Arouca nasceu em Ribeirão Preto e formou-se médico
pela Faculdade de Medicina da Universidade de São Paulo
(USP) em 1966. Como consultor da Organização
Pan-Americana de Saúde (Opas) Arouca atuou em vários
países: México, Colômbia, Honduras, Costa
Rica, Peru e Cuba. Professor concursado da Escola Nacional
de Saúde Pública (Ensp) da Fiocruz, lecionou
alguns anos até ser convidado a trabalhar com o governo
sandinista da Nicarágua.
Nesse período, iniciou seus laços com o sistema
de saúde cubano, assessorando-o tanto na formação
de recursos humanos quanto no desenvolvimento de programas
assistenciais. Voltou ao Brasil em 1982, quando foi eleito
chefe do Departamento de Planejamento da Ensp.
Em 1985, foi indicado como candidato à Presidência
da Fiocruz por um movimento da comunidade de Manguinhos, por
uma frente suprapartidária, reforçada pelo então
secretário-geral do Ministério da Saúde,
Eleutério Rodriguez Neto, e pela médica sanitarista
Fabíola Aguiar Nunes. Esse movimento ultrapassou as
fronteiras da Fundação e tornou-se um movimento
nacional, conseguindo a nomeação para presidente
da instituição em 3 de maio de 1985.
Durante a sua gestão, Arouca preocupou-se com a democratização
da Fiocruz, recuperando a associação de funcionários
e promovendo eleições diretas para a sua diretoria.

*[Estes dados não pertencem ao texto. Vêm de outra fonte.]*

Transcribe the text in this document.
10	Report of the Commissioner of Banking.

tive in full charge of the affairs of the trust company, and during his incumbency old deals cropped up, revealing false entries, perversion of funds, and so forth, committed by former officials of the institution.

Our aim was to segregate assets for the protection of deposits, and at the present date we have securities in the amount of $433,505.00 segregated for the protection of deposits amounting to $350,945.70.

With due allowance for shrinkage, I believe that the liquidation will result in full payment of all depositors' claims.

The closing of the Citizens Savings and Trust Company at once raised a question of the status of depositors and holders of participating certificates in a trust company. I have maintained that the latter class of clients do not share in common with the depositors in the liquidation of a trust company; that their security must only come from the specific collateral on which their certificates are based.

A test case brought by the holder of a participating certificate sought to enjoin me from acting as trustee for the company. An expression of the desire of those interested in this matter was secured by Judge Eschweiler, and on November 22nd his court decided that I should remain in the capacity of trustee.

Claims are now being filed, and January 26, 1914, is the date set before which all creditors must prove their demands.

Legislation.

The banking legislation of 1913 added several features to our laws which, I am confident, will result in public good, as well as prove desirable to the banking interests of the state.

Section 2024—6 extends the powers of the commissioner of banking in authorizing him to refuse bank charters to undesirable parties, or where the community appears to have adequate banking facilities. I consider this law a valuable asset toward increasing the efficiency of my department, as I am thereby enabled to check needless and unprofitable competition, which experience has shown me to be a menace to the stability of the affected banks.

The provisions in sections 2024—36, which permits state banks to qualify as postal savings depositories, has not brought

Modernizou a administração, estabelecendo mecanismos
de gestão colegiada e participativa e nomeando diretores
eleitos pelas unidades. Criou o Conselho Deliberativo da Fiocruz
como instância máxima de deliberação.
Em sua gestão, recuperou o prestígio da instituição
no campo da pesquisa científica e do desenvolvimento
tecnológico, que também se notabilizou por ter
sido a instituição de ponta na formulação
e discussão da política de saúde. Arouca
presidiu a 8ª Conferência Nacional de Saúde,
em 1986, a primeira que conclamou o usuário a debater
o tema. Nesse período foram realizadas pré-conferências
em todos os estados. Os resultados da Conferência subsidiaram
o texto da saúde na Constituição Federal,
em 1988.
Como presidente da Fiocruz reintegrou os dez cientistas cassados
pela ditadura militar, no episódio conhecido como "Massacre
de Manguinhos".
Foi também, em 1987, secretário de Estado da
Saúde do Rio de Janeiro. Foi escolhido por unanimidade
pela plenária de entidades de saúde para apresentar
a defesa da emenda popular à Assembléia Nacional
Constituinte. Ocupou a Presidência da Fiocruz até
abril de 1988, quando exonerou-se, a pedido, para concorrer
como vice-presidente da República na chapa do PCB,
com Roberto Freire.
Foi ainda candidato a vice-prefeito do Rio de Janeiro na chapa
de Benedita da Silva. Arouca foi deputado federal por oito
anos e ocupou diversos cargos em comissões de saúde,
ciência e tecnologia, sempre na defesa da modernidade
e interesse do trabalhador. Arouca também foi secretário
de Saúde do Município do Rio de Janeiro no ano
de 2001.
Foi coordenador do programa de saúde de Ciro Gomes
(PPS) na eleição para Presidência da República
em 2002 e no segundo turno se incorporou à campanha
de Lula. Assumiu em janeiro de 2003 a Secretaria de Gestão
Participativa do Ministério da Saúde e foi nomeado
para a coordenação-geral da 12ª Conferência
Nacional de Saúde e para ser o representante do Brasil
na Organização Mundial de Saúde (OMS).
Era casado com a sanitarista Lúcia Souto, ex-deputada
estadual pelo PPS no Rio de Janeiro, e deixou quatro filhos:
Pedro, com a sanitarista Anamaria Tambellini, e as meninas
Lara, Nina e Luna, com a sanitarista Sarah Escorel. Por toda
a sua produção científica e a liderança
conquistada na construção do Sistema Único
de Saúde (SUS), Arouca virou uma referência mundial.